Nonrandom samples may present a significant problem in credit scoring. In general, the developer of a credit scoring system possesses only the behavioural information of accepted applicants. However, the scoring model is to be used to evaluate applicants who are drawn, arguable randomly, from the entire population. Assuming that accepted applicants were qualitatively different from individuals whose application were rejected, developing a scoring model on a sample that includes only accepted applicants may introduce sample selection bias and lead to inferior classification results (see Hand (1998) and Greene (1998)). Methods for coping with this problem are known as reject inference techniques.

Some statisticians argue that reject inference can solve the nonrandom sample selection problem (e.g. Copas and Li (1997), Joanes (1994), Donald (1995) and Green (1998)). In particular, reject inference techniques attempt to get additional data for rejected applicants or try to infer the missing performance (good/bad) information. The most common methods explored in the literature are: enlargement, reweighting and extrapolation (see Ash and Meester (2002), Banasik et al. (2003), Crook and Banasik (2004) and Parnitzke (2005)). However, some authors (e.g. Hand and Henley (1993)) demonstrate that the reject inference methods typically employed in the industry are often not sound and rest on very tenuous assumptions. They point out that reliable reject inference is impossible and that the only robust approach to reject inference is to accept a sample of rejected applications and observe their behaviour.

In this paper, we analyze the reasons to use reject inference and we assess the different proposed solutions from a statistical and business related point of view. However, in contrast with most of the available literature, we consider the business perspective more relevant than the statistical one in the financial industry context. As such, we conclude that increasing the prediction accuracy of scoring models should not be regarded as the main goal of reject inference techniques. The possibility of including rejects in the development sample should be considered, instead, as an opportunity to replicate the experience and the decision taken by underwriters, credit analysts or branch managers when assessing applicants’ creditworthiness.

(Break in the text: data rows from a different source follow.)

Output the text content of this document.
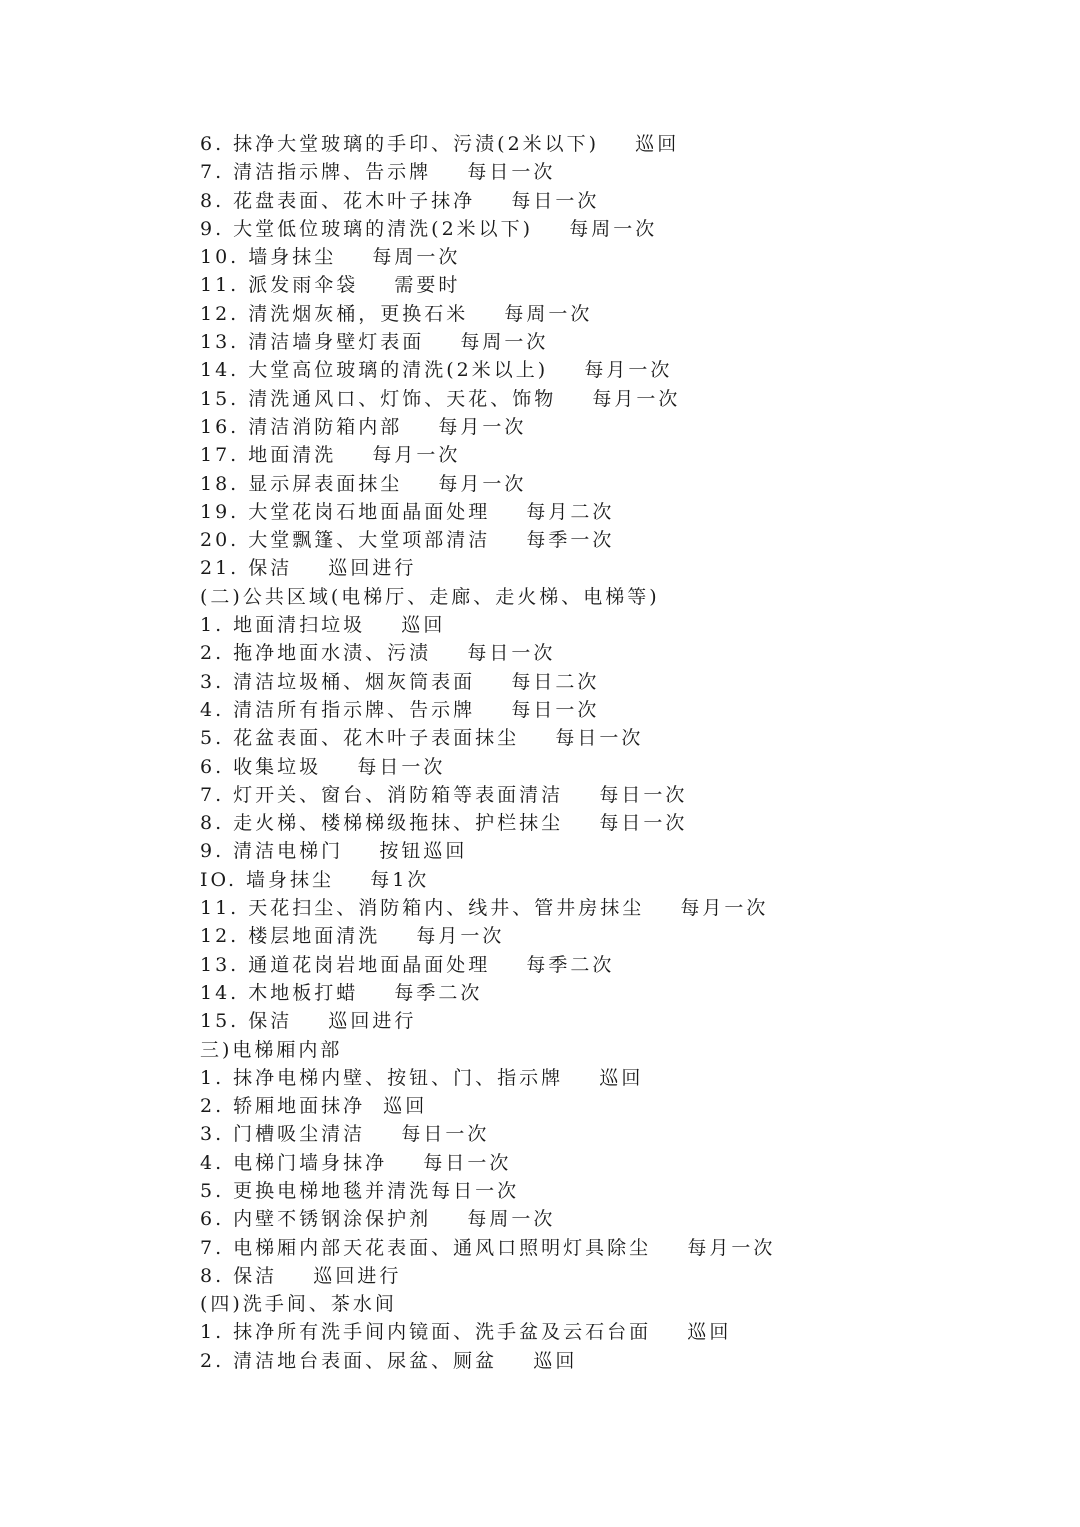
6. 抹净大堂玻璃的手印、污渍(2米以下)    巡回
7. 清洁指示牌、告示牌    每日一次
8. 花盘表面、花木叶子抹净    每日一次
9. 大堂低位玻璃的清洗(2米以下)    每周一次
10. 墙身抹尘    每周一次
11. 派发雨伞袋    需要时
12. 清洗烟灰桶，更换石米    每周一次
13. 清洁墙身壁灯表面    每周一次
14. 大堂高位玻璃的清洗(2米以上)    每月一次
15. 清洗通风口、灯饰、天花、饰物    每月一次
16. 清洁消防箱内部    每月一次
17. 地面清洗    每月一次
18. 显示屏表面抹尘    每月一次
19. 大堂花岗石地面晶面处理    每月二次
20. 大堂飘篷、大堂项部清洁    每季一次
21. 保洁    巡回进行
(二)公共区域(电梯厅、走廊、走火梯、电梯等)
1. 地面清扫垃圾    巡回
2. 拖净地面水渍、污渍    每日一次
3. 清洁垃圾桶、烟灰筒表面    每日二次
4. 清洁所有指示牌、告示牌    每日一次
5. 花盆表面、花木叶子表面抹尘    每日一次
6. 收集垃圾    每日一次
7. 灯开关、窗台、消防箱等表面清洁    每日一次
8. 走火梯、楼梯梯级拖抹、护栏抹尘    每日一次
9. 清洁电梯门    按钮巡回
IO. 墙身抹尘    每1次
11. 天花扫尘、消防箱内、线井、管井房抹尘    每月一次
12. 楼层地面清洗    每月一次
13. 通道花岗岩地面晶面处理    每季二次
14. 木地板打蜡    每季二次
15. 保洁    巡回进行
三)电梯厢内部
1. 抹净电梯内壁、按钮、门、指示牌    巡回
2. 轿厢地面抹净  巡回
3. 门槽吸尘清洁    每日一次
4. 电梯门墙身抹净    每日一次
5. 更换电梯地毯并清洗每日一次
6. 内壁不锈钢涂保护剂    每周一次
7. 电梯厢内部天花表面、通风口照明灯具除尘    每月一次
8. 保洁    巡回进行
(四)洗手间、茶水间
1. 抹净所有洗手间内镜面、洗手盆及云石台面    巡回
2. 清洁地台表面、尿盆、厕盆    巡回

Aligning a new scoring model to underwriters’ risk assessment will help them to better understand the way the model works and takes the accept/reject decision. This will likely facilitate the introduction of an automated decision system for a product that was previously manually underwritten and will lower the number of requests to override the system decision increasing the efficiency of the acquisition process.

With regards to reject inference methodologies, most of the literature focuses on how to infer the missing performance of the rejected clients without considering the significant value of the accept/reject information. Although the most common approaches to reject inference (e.g. Hand (2002), Ash and Meester (2002) and Crook and Banasik (2004)) are extremely valuable from the statistical point of view, we believe that financial institutions should follow a more practical method when developing their application models in order to guarantee the successful implementation of their systems. We are convinced that scoring models should not be judged only looking at their performance metrics (e.g. discriminatory power, accuracy, stability), but also based on their comprehensibility, simplicity, level of implementation efforts required and level of overrides that would generate.

Finally, we propose a practical approach that allows to make use of the rejected applicants when developing a new scoring model. First, we develop a model to predict the probability of default using only accepted clients and we apply it on the entire sample (accepted and rejected clients). Then, we use the reject rate (RR) to “correct” the observed good/bad odds (O-G/B odds) and find out what would have been the rejected good/bad odds (I-G/B odds). Ultimately, we combine the O-G/B odds and the I-G/B odds in order to derive the real good/bad odds (R-G/B odds), similar to the one that we would have observed if rejected clients would have been accepted. The remainder of the article is structured as follows. In Section 2, we review some of the most relevant research related to reject inference methodologies for credit scoring. In Section 3, we extensively analyze the proposed methodology from both a theoretical and an empirical point of view. Data from an unsecured personal loans portfolio of a Brazilian bank is used to test the proposed technique. In Section 4, we submit our conclusions.